アンチ・マチス
深夜。事故が多発する魔のカーブで、優雅に踊るカップルがいる。
アスファルトの路面を滑るように、女ははだしで、男は魔法の靴をはいているかのように音もなく、大股で移動しながらリズムを刻む。
腰に歪んだ白いガードレールを巻きつけて踊る女のダンサーがほとんど裸のように見えるのは、身に着けていたドレスが事故でボロボロに裂けてしまっているからで、彼女がステップを踏んで回転するたびにガードレールは巻き取られ、パートナーに手を取られのけぞった上半身に引っ張られるようにたわんで震え、次に彼女が逆回転すると、それにつれてくるくるとロールペーパーのようにほどけてゆく。
優雅なダンスに気をとられて、それにオレンジの照明の下、すべてがモノクロになっているのでわかりにくいが、よくよく見るとパートナーの男の体はとっくに腐り、崩れて骸骨になっている。女の方はまだ血を流し、傷や焦げ痕も生々しく、死んだ時そのままに若く張りのある肌を保っている。
ダンスに誘われて事故を起こす者多数。生存者は、例外なく同じ言葉を口にした。
どんなにダンスが巧かったか。とても魅力的で、手足が痺れ、視線が吸いつけられるようだった。どうしても目を離せなかったと。
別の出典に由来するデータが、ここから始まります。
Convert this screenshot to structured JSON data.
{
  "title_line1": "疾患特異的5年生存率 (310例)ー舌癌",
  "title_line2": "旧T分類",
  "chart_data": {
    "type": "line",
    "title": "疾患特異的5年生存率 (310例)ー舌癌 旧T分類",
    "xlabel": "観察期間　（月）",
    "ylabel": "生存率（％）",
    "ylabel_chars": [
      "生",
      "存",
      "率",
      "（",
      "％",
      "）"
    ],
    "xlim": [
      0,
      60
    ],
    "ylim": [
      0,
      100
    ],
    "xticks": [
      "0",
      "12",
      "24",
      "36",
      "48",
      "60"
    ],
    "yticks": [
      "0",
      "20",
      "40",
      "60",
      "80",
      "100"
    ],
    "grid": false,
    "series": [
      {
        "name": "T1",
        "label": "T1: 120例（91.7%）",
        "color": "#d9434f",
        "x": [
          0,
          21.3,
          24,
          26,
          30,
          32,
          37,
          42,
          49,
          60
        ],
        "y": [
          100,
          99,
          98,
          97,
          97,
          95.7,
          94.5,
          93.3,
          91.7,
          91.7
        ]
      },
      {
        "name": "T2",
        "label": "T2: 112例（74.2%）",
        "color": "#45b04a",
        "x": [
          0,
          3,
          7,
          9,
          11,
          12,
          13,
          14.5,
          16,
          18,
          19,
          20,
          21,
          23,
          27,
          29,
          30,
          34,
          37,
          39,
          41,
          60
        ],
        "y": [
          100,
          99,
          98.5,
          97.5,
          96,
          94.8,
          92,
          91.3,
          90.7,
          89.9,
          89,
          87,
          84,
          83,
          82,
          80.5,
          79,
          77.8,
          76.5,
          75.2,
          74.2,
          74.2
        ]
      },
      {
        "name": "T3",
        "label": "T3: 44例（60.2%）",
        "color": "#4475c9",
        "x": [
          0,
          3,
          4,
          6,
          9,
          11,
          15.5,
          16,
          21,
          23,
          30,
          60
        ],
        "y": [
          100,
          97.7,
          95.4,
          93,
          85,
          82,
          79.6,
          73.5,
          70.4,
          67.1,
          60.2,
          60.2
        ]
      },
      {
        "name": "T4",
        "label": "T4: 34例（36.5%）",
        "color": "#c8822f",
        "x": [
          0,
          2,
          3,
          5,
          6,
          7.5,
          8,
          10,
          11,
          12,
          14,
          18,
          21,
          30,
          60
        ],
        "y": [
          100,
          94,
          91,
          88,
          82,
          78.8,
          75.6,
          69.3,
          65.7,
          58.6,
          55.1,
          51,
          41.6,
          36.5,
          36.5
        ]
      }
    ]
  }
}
少しばかり崩れてきた体形を気にしているのか、このところ次世代のダンサーの募集をかけているらしい。
昨日の事故ではついに死者がでた。
事故を起こした車は谷底へ跳ねとんでいったが乗っていた若い男女は車外へ放りだされ、裂けたガードレールにひっかかって、お互いの肉体は十文字にねじれて絡み合い、固くこびりついていたために、まるでただ一人四本の腕と脚をもった奇跡的なダンサーのように、肉が腐り落ちるまでの数日間、谷に突きでた格好で空中に磔になっていた。